The TCEs from the Q1–Q17 DR24 search were federated with pre-existing KOIs, and their latest dispositions are given in the Q1–Q17 DR24 KOI table. Transit-like TCEs that did not federate with any previously designated KOI were assigned new KOI numbers and their dispositions are given in the Q1–Q17 DR24 KOI table. Pre-existing KOIs that did not federate with Q1–Q17 DR24 TCEs are not shown in the Q1–Q17 DR24 KOI table. Note that some new KOIs were designated while the Robovetter was actively being developed, and thus some new KOIs are ultimately dispositioned as not transit-like FPs. Also note that any Q1–Q17 DR24 TCE that does not have a corresponding KOI in the Q1–Q17 DR24 KOI table can be assumed to be dispositioned as a not transit-like FP.

4. Planetary Parameters

Planetary parameters for the majority of KOIs are based upon fitting the Mandel & Agol (2002) transit model to the Q1–Q17 Kepler flux time series data.

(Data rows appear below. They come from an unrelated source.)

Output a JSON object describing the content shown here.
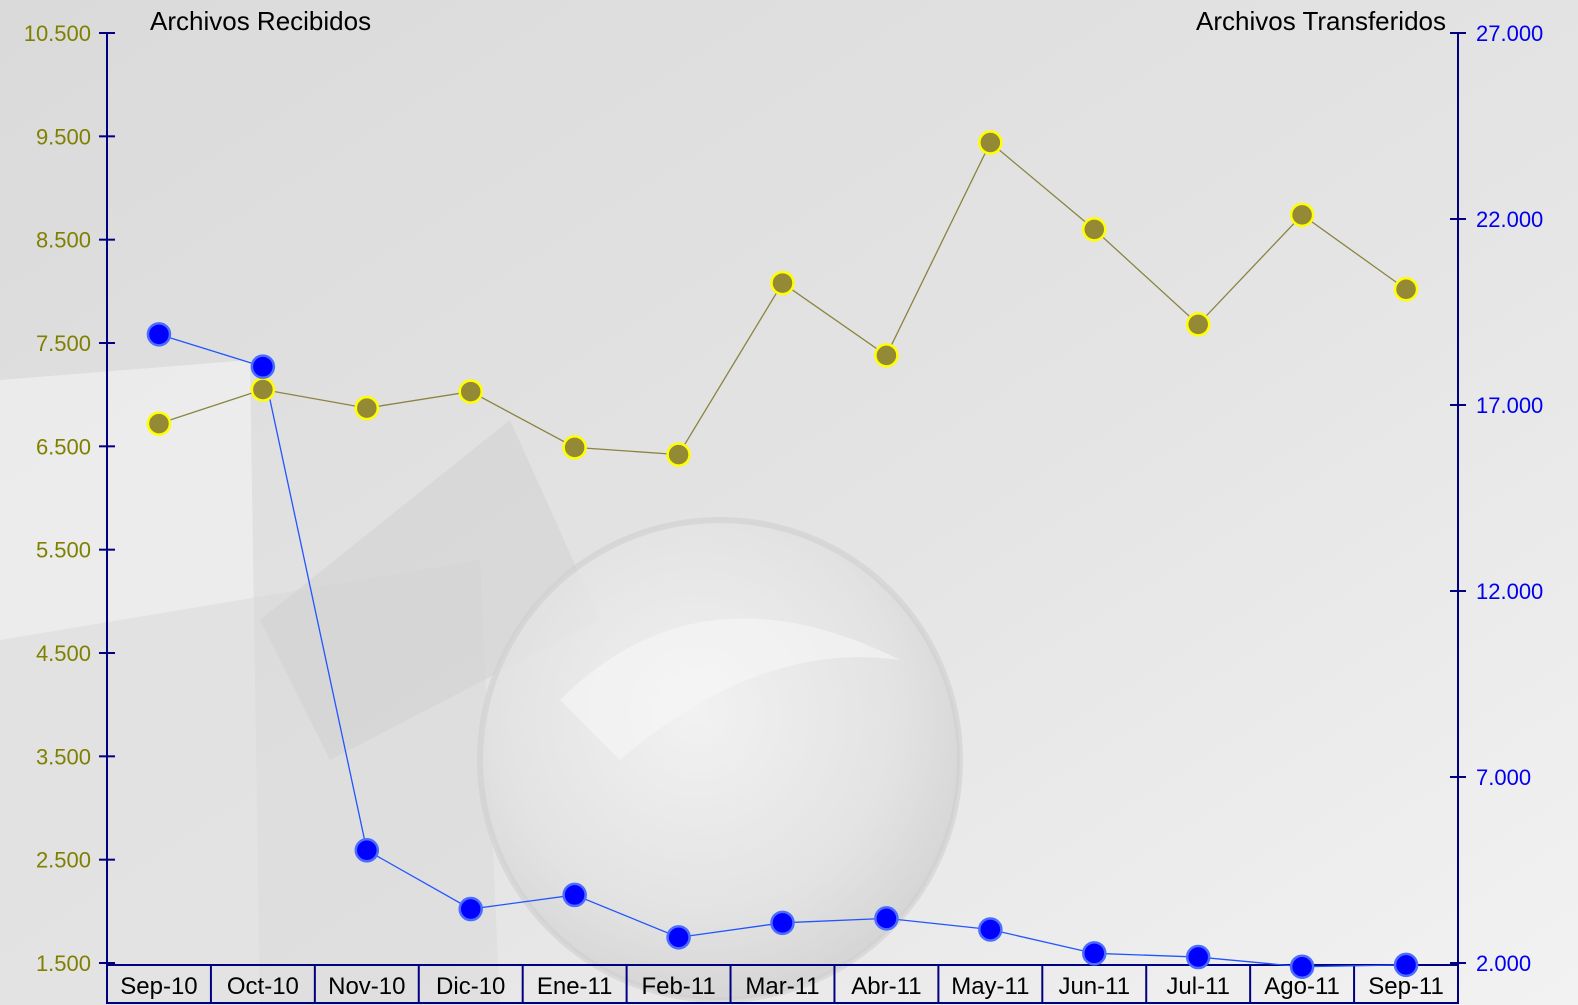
{
  "chart_data": {
    "type": "line",
    "categories": [
      "Sep-10",
      "Oct-10",
      "Nov-10",
      "Dic-10",
      "Ene-11",
      "Feb-11",
      "Mar-11",
      "Abr-11",
      "May-11",
      "Jun-11",
      "Jul-11",
      "Ago-11",
      "Sep-11"
    ],
    "left_axis": {
      "title": "Archivos Recibidos",
      "range": [
        1500,
        10500
      ],
      "ticks": [
        "1.500",
        "2.500",
        "3.500",
        "4.500",
        "5.500",
        "6.500",
        "7.500",
        "8.500",
        "9.500",
        "10.500"
      ],
      "color": "#808000"
    },
    "right_axis": {
      "title": "Archivos Transferidos",
      "range": [
        2000,
        27000
      ],
      "ticks": [
        "2.000",
        "7.000",
        "12.000",
        "17.000",
        "22.000",
        "27.000"
      ],
      "color": "#0000ee"
    },
    "series": [
      {
        "axis": "left",
        "color": "#948a36",
        "marker_edge": "#ffff00",
        "values": [
          6720,
          7050,
          6870,
          7030,
          6490,
          6420,
          8080,
          7380,
          9440,
          8600,
          7680,
          8740,
          8020
        ]
      },
      {
        "axis": "right",
        "color": "#0000ff",
        "marker_edge": "#4a6cff",
        "values": [
          18900,
          18030,
          5030,
          3450,
          3830,
          2690,
          3080,
          3200,
          2900,
          2260,
          2160,
          1900,
          1950
        ]
      }
    ],
    "grid": false
  }
}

The model was fit to the PDC light curves available at the MAST at the time they were fit. For those KOIs that were designated prior to the start of the Q1–Q17 DR24 vetting activity, these light curves correspond to Data Releases 21–23. For those KOIs designated as a result of the Q1–Q17 DR24 activity, DR24 PDC light curves were utilized. For those KOIs newly designated as a result of the Q1–Q17 DR24 activity, DR24 PDC light curves were utilized.

The fitting procedure is the same as that described in Rowe et al. (2013). To summarize, the procedure assumes a circular orbit and fits for the stellar density, impact parameter, radius ratio, period, and epoch. The stellar parameters (see below) and associated uncertainties are used to calculate values such as planetary radius and insolation flux. To best estimate the posterior distribution on each fitted parameter, a MCMC approach was used to account for strong correlations between variables (especially stellar density, impact parameter, and radius ratio). The error bars reported for these values encompass 68% of the posterior distribution, emulating one-sigma error bars. Note that the parameters given in the table are based on the best-fit model, not the median value of the MCMC chains (see Rowe and Thompson 2015).

For some very low signal-to-noise false positives, the above fitting procedure was unsuccessful. In these cases the catalog contains the period, epoch, and transit duration, with no error bars, as reported by the original DV report for each TCE. These cases are identified by the column "Planetary Fit Type" being set to "none".

5. Stellar Parameters

Understanding the stellar population is required in order to understand the planet population found in this transit survey. By combining the works of many published sources, Huber et al. (2014) characterized the entire sample of stars observed by Kepler. This stellar catalog was utilized by the Q1–Q16 KOI catalog. An update to a subset of the stars was subsequently performed to create the Q1–Q17 DR24 stellar table (Huber 2014).

KOIs in the Q1–Q17 DR24 catalog that were designated prior to the start of the Q1–Q17 DR24 vetting activity were fit using stellar values from the Huber et al. (2014) Q1–Q16 stellar table. KOIs in the Q1–Q17 DR24 catalog that are newly designated use stellar values from the updated Q1–Q17 DR24 stellar catalog (Huber 2014). These stellar parameters can be accessed via the Kepler stellar data search interface. A few tens of KOIs have no published stellar information; for these, solar parameters are reported in the KOI table. The "Stellar Parameter Provenance" column will have a value of "q1_q17_stellar", "q1_q16_stellar", or "solar" if the stellar parameters are from the Q1–Q17 DR24 stellar catalog, the Q1–Q16 stellar catalog, or defaulted to solar values, respectively.